Shiraz Sadikeen is the 2024 Gasworks artist in residence, a three-month programme at the London gallery supported by the British Council, Emma Lewisham, the Jan Warburton Charitable Trust and the Office of Contemporary Art Aotearoa. Every year, the residency supports an artist to pursue practice-based research responding to the context of the city. We spoke to Sadikeen about how he’ll be using this opportunity, and his time at Gasworks so far.
You have proposed to use your time at Gasworks researching the relationship between the United Kingdom and Aotearoa New Zealand. With the shift to a global system of commerce and politics that has in some ways decentred the old imperial powers, why hone in on the relationship between motherland and colony? What about that relationship remains distinct or appears instructive to you?

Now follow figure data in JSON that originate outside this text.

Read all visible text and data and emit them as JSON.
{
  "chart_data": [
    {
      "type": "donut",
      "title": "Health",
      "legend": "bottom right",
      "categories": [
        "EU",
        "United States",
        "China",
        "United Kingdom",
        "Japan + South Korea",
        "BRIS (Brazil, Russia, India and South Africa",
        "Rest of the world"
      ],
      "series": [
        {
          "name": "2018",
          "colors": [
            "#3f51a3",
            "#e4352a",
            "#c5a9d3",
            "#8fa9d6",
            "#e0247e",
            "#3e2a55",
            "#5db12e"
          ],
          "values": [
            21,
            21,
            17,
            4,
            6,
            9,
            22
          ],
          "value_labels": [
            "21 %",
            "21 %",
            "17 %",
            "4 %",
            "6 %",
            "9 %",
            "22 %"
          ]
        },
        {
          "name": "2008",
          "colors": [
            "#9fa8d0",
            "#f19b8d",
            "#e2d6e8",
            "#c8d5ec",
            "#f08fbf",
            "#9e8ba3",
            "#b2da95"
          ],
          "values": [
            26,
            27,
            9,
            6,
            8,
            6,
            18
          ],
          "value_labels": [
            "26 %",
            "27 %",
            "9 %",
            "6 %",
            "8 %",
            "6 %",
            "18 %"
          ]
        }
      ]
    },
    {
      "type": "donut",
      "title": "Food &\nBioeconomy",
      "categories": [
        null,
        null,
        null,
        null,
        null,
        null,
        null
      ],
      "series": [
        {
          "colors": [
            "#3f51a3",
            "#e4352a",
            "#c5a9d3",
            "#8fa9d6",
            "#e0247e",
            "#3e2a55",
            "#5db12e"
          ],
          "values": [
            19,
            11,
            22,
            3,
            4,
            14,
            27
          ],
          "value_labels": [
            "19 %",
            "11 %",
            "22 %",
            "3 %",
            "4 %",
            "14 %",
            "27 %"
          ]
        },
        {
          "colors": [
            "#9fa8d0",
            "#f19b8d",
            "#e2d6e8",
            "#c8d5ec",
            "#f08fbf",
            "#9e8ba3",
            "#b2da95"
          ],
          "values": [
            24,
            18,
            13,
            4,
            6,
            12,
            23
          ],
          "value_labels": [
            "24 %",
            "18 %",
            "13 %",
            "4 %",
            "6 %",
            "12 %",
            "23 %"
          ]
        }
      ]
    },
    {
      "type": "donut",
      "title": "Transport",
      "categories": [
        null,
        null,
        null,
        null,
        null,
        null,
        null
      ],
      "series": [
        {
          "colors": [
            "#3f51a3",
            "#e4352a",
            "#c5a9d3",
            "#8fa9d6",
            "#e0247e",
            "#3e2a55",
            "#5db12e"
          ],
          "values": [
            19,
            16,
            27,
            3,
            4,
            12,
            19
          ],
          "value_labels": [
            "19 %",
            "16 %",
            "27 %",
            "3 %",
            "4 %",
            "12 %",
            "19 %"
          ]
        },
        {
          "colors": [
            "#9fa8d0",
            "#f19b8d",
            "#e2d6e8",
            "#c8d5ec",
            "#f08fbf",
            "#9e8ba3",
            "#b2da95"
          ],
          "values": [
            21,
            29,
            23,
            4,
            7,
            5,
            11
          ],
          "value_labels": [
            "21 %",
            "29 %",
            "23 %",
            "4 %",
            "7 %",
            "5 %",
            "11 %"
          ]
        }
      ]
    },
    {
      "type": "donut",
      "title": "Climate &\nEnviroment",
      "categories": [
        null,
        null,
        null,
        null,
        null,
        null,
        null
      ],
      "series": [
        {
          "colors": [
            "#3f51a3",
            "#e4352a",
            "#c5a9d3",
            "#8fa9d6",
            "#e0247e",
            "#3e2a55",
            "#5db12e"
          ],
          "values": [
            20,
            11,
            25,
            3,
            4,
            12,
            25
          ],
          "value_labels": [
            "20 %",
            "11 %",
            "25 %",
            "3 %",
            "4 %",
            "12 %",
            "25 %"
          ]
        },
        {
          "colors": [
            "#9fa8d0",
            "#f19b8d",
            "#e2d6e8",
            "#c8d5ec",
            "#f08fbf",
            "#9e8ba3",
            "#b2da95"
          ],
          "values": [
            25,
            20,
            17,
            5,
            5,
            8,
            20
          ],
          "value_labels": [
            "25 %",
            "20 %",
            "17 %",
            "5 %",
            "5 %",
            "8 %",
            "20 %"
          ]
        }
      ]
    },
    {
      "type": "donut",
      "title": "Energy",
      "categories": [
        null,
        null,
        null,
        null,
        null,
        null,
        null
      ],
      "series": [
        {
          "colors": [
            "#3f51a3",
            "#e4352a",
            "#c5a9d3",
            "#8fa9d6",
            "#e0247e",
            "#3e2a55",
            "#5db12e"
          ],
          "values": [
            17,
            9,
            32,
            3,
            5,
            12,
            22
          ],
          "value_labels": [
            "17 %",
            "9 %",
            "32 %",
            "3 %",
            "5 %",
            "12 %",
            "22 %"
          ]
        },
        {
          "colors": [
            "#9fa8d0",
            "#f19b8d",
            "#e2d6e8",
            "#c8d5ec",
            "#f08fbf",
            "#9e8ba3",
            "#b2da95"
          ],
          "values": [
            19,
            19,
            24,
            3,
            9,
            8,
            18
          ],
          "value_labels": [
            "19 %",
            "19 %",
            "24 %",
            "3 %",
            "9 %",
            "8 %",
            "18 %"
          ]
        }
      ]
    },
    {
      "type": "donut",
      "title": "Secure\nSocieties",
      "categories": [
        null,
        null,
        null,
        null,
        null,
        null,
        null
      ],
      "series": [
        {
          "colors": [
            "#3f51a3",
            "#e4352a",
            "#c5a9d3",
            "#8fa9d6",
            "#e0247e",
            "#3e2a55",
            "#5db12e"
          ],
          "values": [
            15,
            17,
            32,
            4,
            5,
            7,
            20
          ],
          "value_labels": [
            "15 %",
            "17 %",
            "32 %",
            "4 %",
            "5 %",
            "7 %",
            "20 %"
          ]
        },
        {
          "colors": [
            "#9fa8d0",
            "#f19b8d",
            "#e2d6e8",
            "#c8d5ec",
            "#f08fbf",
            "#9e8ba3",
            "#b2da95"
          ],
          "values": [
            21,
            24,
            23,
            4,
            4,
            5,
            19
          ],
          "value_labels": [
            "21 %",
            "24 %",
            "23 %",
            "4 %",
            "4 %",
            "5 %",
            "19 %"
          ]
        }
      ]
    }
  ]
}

My proposal was a simple response to the prompt in the residency application, which suggested a research project that had something to do with London as the geographical context for the residency.
I wasn’t that interested in London per se, and didn’t really foreground colonial history or the postcolonial relationship between the two countries so much as the common ideological framework of both countries’ Labour parties, and the prospects and problems of social democracy … Obviously, the imperial legacy of British colonialism continues to overdetermine this terrain and produces problems for the forms of liberalism that continue to play out here and in Aotearoa, so it’s a consideration for sure, which the work I’ve been making here addresses in its particular way. Over this period, I’ve been making stuff that deals with political economy, race and theology. The phrase ‘bread-and-butter issues’ has been a guiding thread.
You arrived in the UK in September, a short time after their national election and the racist riots that broke out in early August. Have these circumstances impacted the trajectory of your research at all?
Not really, maybe just bleakly confirmed the ‘contemporaneity’ of the themes that I’m working with. Artistically encouraging, politically dispiriting. Displacement is an important
strategy in your work, a way of thinking the political and social conditions of objects that, in their ‘proper’ places, might appear to be neutral.
This can be contentious, as in the case of your recent work Small Plate (2024), which used a cell-door lock from Mount Eden prison as an incense holder. Is ‘displacement’ ever a euphemism for extraction? How do you approach that proximity?
A basic thing that all artists do is move stuff around, de- and re-contextualise materials, and through this treatment transform them into artworks to be contemplated and interpreted as such. Maybe it would be interesting to connect the formal transformations given effect in works such as Small Plate to a psychoanalytic idea of displacement, which might give one a conceptual insight into the controversy surrounding that work … I take it that the term ‘extraction’ here refers to a particularly brutal form of exploitative appropriation that, as the artist, I personally benefit from, whether in the form of cash or clout. I won’t attempt any self-justification here, except to say that exploitation and social domination are basic features of our world and are necessarily congealed in the objects and commodities that populate it. Art objects are no exception. It’s important to think this through when selecting materials to be used, as it bears on the meaning of the work … I would also say that, for both artist and audience, art can sometimes be painful, and not obviously morally ennobling. There is an anti-aesthetic dimension to all my work. For those that are interested in thinking about the meaning of Small Plate in a broader context, I would say that it is conceptually continuous with my ‘Securicraft’ series, which I exhibited at Coastal Signs in 2021.
The idea behind displacement presumes that distance and disruption can effect a change in perspective—a presumption that arguably also underpins the concept of an artist’s residency. What has leaving Aotearoa to live in London brought into focus for your thinking about your country of residence?
Hmm, just some superficial things. I would say firstly that the quality of contemporary art here is not necessarily better than in New Zealand, it’s just that the economy is larger and there is more stuff on. That the public transport situation in New Zealand is so backward it’s almost funny. And that bustling, dense, multicultural cities are exciting and cool. We should want that!